BAKU, Azerbaijan, Jan.6
By Leman Zeynalova – Trend:
We anticipate fundamentals will revert from undersupply to oversupply in 2022, setting the stage for prices to decline across the year to an annual average price below the current spot price level, Trend reports with reference to Fitch Solutions.
The company said that this bearish view is supported by our expectation for demand growth in 2022 and 2023 to slow, at the same time as supply builds from both OPEC+ and non-OPEC sources.
“Our current estimates are for supply to outpace demand by nearly 2mnb/d in 2022, before the gap closes across the next several years. US relations with China and Iran will be key areas of risk to this forecast, as a failure to agree new nuclear terms with Iran will see less supply in late 2022, while poor relations with China could hamper the economic activity between the two largest economies,” Fitch Solutions said in its latest report.
Futures pricing indicates that fears for oversupply are building.

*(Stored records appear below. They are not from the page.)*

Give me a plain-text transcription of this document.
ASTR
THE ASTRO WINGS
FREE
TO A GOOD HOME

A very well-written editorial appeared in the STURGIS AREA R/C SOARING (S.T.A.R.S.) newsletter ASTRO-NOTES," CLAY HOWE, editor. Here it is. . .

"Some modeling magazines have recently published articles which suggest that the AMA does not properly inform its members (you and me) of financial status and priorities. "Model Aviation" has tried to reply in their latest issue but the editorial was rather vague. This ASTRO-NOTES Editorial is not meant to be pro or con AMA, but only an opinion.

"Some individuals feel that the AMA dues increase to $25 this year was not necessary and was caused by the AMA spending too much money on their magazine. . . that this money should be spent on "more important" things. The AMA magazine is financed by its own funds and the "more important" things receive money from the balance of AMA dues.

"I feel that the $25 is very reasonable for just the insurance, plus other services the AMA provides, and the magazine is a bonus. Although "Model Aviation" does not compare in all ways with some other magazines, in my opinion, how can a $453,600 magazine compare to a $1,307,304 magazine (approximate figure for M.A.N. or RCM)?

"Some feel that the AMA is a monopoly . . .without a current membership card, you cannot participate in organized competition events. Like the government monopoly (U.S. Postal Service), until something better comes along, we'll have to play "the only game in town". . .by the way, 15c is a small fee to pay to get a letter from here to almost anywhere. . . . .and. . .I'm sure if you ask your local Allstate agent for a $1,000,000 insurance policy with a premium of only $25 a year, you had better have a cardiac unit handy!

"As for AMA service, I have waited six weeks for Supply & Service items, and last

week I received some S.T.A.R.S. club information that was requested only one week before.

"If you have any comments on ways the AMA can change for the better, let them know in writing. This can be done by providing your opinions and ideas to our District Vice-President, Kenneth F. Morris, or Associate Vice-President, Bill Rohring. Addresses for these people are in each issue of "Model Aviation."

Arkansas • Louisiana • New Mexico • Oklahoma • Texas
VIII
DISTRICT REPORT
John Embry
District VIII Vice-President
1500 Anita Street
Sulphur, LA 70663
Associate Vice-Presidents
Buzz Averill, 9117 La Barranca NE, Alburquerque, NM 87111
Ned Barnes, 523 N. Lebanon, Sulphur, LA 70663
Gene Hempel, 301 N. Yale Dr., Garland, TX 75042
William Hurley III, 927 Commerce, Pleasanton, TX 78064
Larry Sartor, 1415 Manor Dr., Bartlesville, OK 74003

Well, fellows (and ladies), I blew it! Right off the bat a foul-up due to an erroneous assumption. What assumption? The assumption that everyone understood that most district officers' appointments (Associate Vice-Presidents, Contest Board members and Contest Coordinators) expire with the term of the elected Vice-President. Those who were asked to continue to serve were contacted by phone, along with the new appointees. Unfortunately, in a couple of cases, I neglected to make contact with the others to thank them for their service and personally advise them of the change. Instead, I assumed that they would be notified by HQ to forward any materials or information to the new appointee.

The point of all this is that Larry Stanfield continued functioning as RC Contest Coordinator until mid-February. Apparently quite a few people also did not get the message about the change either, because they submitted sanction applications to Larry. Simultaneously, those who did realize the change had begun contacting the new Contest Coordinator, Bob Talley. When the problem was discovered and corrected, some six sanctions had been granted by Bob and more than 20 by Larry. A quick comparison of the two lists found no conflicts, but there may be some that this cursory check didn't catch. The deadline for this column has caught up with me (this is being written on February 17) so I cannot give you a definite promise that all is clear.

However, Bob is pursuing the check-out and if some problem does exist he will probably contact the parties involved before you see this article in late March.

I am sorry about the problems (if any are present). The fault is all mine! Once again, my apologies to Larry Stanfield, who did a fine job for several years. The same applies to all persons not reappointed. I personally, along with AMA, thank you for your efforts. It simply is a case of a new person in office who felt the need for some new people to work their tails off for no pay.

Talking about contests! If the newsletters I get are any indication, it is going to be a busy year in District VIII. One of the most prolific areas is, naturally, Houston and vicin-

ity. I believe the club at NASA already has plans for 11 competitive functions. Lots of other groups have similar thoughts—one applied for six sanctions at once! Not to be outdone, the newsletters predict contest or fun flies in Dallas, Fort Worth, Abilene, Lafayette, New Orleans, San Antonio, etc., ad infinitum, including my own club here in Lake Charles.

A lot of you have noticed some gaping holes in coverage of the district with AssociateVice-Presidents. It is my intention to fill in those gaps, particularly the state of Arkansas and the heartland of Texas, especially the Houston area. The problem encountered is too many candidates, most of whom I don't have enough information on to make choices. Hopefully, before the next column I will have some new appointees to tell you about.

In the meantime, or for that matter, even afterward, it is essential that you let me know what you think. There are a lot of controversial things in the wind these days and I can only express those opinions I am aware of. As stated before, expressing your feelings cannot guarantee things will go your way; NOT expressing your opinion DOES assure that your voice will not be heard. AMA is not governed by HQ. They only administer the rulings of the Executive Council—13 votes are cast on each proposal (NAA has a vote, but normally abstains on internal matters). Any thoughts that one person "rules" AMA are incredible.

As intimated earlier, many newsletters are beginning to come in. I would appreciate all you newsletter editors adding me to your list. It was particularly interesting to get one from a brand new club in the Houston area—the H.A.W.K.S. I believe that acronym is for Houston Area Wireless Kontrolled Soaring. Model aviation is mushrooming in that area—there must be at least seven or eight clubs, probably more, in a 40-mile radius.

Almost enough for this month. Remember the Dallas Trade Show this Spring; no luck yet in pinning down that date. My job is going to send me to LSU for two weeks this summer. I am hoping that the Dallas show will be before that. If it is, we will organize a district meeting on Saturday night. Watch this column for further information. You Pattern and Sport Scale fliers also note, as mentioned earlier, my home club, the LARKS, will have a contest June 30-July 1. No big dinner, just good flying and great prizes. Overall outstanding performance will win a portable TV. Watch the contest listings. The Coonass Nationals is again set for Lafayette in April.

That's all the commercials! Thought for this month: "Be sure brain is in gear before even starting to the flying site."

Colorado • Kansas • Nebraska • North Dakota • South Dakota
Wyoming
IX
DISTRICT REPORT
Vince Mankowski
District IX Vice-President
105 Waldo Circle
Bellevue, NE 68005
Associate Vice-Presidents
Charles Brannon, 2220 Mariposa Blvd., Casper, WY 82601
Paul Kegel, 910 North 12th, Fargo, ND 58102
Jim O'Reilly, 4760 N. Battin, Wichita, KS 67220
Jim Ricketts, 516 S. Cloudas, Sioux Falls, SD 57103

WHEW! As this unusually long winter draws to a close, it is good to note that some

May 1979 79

“The coordinated release of strategic petroleum reserves from the US, China, India, Japan, Korea and the United Kingdom will see new supply impact markets in the early part of 2022. The volume of oil released into local markets is roughly equivalent to the volume of three consecutive months of OPEC+ production increases of 400,000b/d. The timing of the new supply has weighed on near-term prices, coinciding with a seasonal softening in crude demand over Q1, as the refining sector enters the shoulder season and increased capacity is brought offline for maintenance,” the report says.
Brent’s term structure temporarily shifted to contango in early December, as uncertainty around the Omicron variant increased and the US announced the coordinated release from the strategic petroleum reserves of six countries.
“The volume of the petroleum release is being viewed by the markets as a temporary price driver, evidenced by the strong recovery in spreads to backwardation. However, the spread between front and second-month contracts remains weaker than prior to the events of early December, highlighting the market’s gradual shift to an oversupply outlook in the near term. The six-month spread is at USD2.5/bbl, which is well below peak levels but near the average for most of 2021,reflecting the market’s uneasy support for ongoing undersupply conditions as conviction wanes,” Fitch Solutions said.